ÖZET
Amaç:
Endojen hipertiroidi kemik turn-overini hızlandırır ve normal kemik remodeling döngüsünü kısaltır, bu da azalmış kemik yoğunluğuyla sonuçlanır. Süpresif levotiroksin (LT4) tedavisinin de kemik yoğunluğunu azalttığı düşünülmektedir. Bu çalışmada, diferansiye tiroid kanseri (DTK) için tirotropin-stimüle edici hormon (TSH) süpresif tedavi altındaki hastalarda osteoporoz gelişimi için risk faktörlerinin tanımlanması amaçlanmıştır.
Yöntem:
Amerikan Tiroid Derneği 2015 rehberine göre düşük veya orta riskli DTK tanısı ile takipli, LT4 süpresyon tedavisi alan; bazal tedavi sonrası rutin klinik takip bilgilerine ulaşılan; hasta dahil etme formu doldurmak için gerekli ve yeterli demografik ve medikal takip bilgileri bulunan; genel durumu femur ve lumbal vertebra kemik dansitometri çalışması yapılması için uygun olan hastalar çalışmaya dahil edildi.
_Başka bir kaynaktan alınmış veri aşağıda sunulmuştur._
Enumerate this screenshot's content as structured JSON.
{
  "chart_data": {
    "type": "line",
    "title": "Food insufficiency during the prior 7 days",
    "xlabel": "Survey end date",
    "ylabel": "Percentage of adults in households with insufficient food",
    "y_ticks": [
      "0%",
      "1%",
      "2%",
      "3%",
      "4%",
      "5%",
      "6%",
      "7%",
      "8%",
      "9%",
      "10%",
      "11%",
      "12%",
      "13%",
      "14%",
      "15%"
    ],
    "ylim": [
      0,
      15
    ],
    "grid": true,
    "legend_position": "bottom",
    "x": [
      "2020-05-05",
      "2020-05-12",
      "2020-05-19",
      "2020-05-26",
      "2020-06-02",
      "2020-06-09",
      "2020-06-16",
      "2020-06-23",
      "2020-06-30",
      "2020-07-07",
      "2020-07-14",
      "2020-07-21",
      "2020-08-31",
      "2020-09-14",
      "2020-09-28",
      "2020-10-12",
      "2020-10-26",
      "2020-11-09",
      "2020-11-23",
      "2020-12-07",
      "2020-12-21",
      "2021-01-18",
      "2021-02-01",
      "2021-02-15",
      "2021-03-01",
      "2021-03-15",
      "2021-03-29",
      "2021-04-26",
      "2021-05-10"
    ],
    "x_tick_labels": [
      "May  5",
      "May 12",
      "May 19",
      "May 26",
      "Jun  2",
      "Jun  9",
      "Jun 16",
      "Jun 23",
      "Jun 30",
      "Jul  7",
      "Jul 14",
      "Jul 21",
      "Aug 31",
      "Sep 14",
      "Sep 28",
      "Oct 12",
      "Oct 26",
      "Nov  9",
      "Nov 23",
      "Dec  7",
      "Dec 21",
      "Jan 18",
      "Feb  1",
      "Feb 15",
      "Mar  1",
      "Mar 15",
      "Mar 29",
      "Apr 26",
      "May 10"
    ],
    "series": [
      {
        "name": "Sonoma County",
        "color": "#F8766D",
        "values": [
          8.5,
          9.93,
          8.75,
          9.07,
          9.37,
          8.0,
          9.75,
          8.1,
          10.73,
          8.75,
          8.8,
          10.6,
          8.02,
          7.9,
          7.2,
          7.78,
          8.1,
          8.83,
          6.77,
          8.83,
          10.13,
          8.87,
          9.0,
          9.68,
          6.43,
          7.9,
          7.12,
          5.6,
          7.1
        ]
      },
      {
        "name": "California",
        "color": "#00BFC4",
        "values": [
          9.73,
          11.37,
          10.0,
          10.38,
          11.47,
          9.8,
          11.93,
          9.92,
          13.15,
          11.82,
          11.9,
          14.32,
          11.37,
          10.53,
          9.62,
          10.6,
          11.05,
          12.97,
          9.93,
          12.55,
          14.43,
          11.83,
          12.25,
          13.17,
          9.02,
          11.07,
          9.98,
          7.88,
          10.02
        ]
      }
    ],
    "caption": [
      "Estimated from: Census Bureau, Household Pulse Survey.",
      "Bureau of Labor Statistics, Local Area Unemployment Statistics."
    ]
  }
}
Osteoporoz için olası risk faktörleri olan cinsiyet, yaş, menopoz durumu, sigara, ailede osteoporoz hikayesi, preoperatif tiroid hormon durumu, postoperatif hipoparatiroidi hikayesi, ortalama serum TSH düzeyi ve TSH süpresyon süresini içeren bir hasta dahil etme formu dolduruldu. Dahil edilen hastalara bu aşamada femur boynu ve lumbal vertebralardan kemik mineral dansitometrisi yapıldı, serum D vitamin ve parathormon düzeylerine bakıldı.
Bulgular:
Ortalama TSH süpresyon süresi 7,2±4,5 (aralık: 1-26) yıl idi, hastaların 89’unda (%9,6) osteoporoz saptandı. Postmenopozal olgularda osteoporoz gelişmesine kadar geçen ortalama süre premenopozal olgulardan anlamlı şekilde kısaydı (18,6±0,7’ye karşın 20,4±0,4 yıl; p<0,001). Erkek cinsiyet (p<0,001), aile hikayesi (p=0,001) ve menopoz durumu (p<0,001) osteoporoz gelişimi için bağımsız risk faktörleri olarak saptandı.
Sonuç:
TSH süpresyon tedavisi alan postmenopozal kadınlar, erkek ve aile öyküsü olan hastalar osteoporoz gelişimine eğilim göstermektedir.